Parce que les enfants photographiés disparaissent à l’échelle grandiose des sites naturels de Camargue et d’Europe elle les y a fait figurer plus grands que nature. Souvent saisis au niveau du sol sans réelle contre-plongée ils se trouvent à la fois magnifiés comme dans un rêve et écrasés par l’importance du ciel. Les trois protagonistes, sites , enfants et cieux de ce drame instantané pour relecture de contes de fées étant réunis la photographe équilibre leurs rôles respectifs.
Si elle a constitué cette banque de ciels en des contrées où ils opèrent leurs plus spectaculaires révolutions, Hollande, Bretagne et autres pays maritimes c’est pour accentuer leur dramaturgie. A ces ciels ouverts qu’offre la série des « Esquives » diurnes la résistance des enfants aux épreuves de la vie s’illustre par leur réactivité à la nature sous la pesanteur des cieux. Leur succèdent ensuite la nuit américaine et ses fabrications de « Nocturnes des garçons perdus ».
Mireille Loup s’est inspirée de la complexe vie personnelle de l’auteur de Peter Pan, James Matthew Barrie. Ayant perdu son frère de 13 ans quand il n’en a lui-même que 6 , il devait porter les habits de l’aîné pour que sa mère, traumatisée par le deuil, accepte de le considérer et de lui adresser la parole.Cette douloureuse histoire d’impossible deuil familial suscite le bleu électrique de l’entre chien et rêve. Pour en obtenir l’effet maximal la photographe travaille sa colorimétrie en rétablissant une balance du cyan et du rouge entre basse et haute lumière. Comme ses enfants modèles sont pris entre leurs pérégrinations dans la nature menaçante et possible résilience de leur action.
Le point de vue de la mère est abordé ensuite dans la série « Mem » , à la fois terme d’informatique pour la mémoire morte de l’ordinateur et abréviation pour un programme scientifique (Maternal-Embryonic) concernant la génétique et la fécondation. Beaucoup de ces scènes s’y déroulent dans une nature quasi mythologique dont les bleus se sont encore refroidis jusqu’à ce que l’exigence de cette recherche s’exprime dans un quasi monochrome blanc qu’elle intitule « Le carré des anges ».

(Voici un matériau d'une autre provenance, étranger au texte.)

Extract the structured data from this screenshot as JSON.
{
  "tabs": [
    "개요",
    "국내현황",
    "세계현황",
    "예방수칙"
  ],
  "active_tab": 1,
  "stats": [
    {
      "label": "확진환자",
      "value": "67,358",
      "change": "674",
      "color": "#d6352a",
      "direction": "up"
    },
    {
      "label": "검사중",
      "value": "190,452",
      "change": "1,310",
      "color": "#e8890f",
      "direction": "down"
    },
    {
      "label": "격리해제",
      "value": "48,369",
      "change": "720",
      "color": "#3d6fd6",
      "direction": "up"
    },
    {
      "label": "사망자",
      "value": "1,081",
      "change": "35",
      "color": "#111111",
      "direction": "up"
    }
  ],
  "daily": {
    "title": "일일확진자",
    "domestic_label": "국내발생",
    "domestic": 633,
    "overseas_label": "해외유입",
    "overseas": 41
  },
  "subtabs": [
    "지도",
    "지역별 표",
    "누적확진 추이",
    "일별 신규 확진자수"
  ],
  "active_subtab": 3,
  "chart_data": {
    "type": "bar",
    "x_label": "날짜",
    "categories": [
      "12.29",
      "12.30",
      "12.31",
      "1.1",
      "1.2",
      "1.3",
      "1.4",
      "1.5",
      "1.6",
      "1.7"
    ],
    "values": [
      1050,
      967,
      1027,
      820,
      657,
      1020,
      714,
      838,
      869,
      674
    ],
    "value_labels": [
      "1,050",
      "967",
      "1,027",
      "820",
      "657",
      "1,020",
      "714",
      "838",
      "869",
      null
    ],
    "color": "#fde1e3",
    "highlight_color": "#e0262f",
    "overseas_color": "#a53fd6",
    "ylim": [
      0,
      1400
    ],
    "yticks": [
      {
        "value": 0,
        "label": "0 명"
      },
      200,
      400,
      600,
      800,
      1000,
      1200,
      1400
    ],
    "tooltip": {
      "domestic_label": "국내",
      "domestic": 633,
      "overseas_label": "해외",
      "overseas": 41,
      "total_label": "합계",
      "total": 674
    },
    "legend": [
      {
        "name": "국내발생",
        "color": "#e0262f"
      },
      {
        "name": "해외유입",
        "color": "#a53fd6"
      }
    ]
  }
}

Dans sa série en cours sur l’adolescence un voile blanc naturel posé sur l’objectif ou sa variante numérique poursuit l’exploration sensible du cycle de vie. La mécanique fatale des ciels de spleen enfantin se trouve enfin contredite par une nouvelle donne colorée, du côté de la vie à repenser sans la menace mécanique de ces cieux.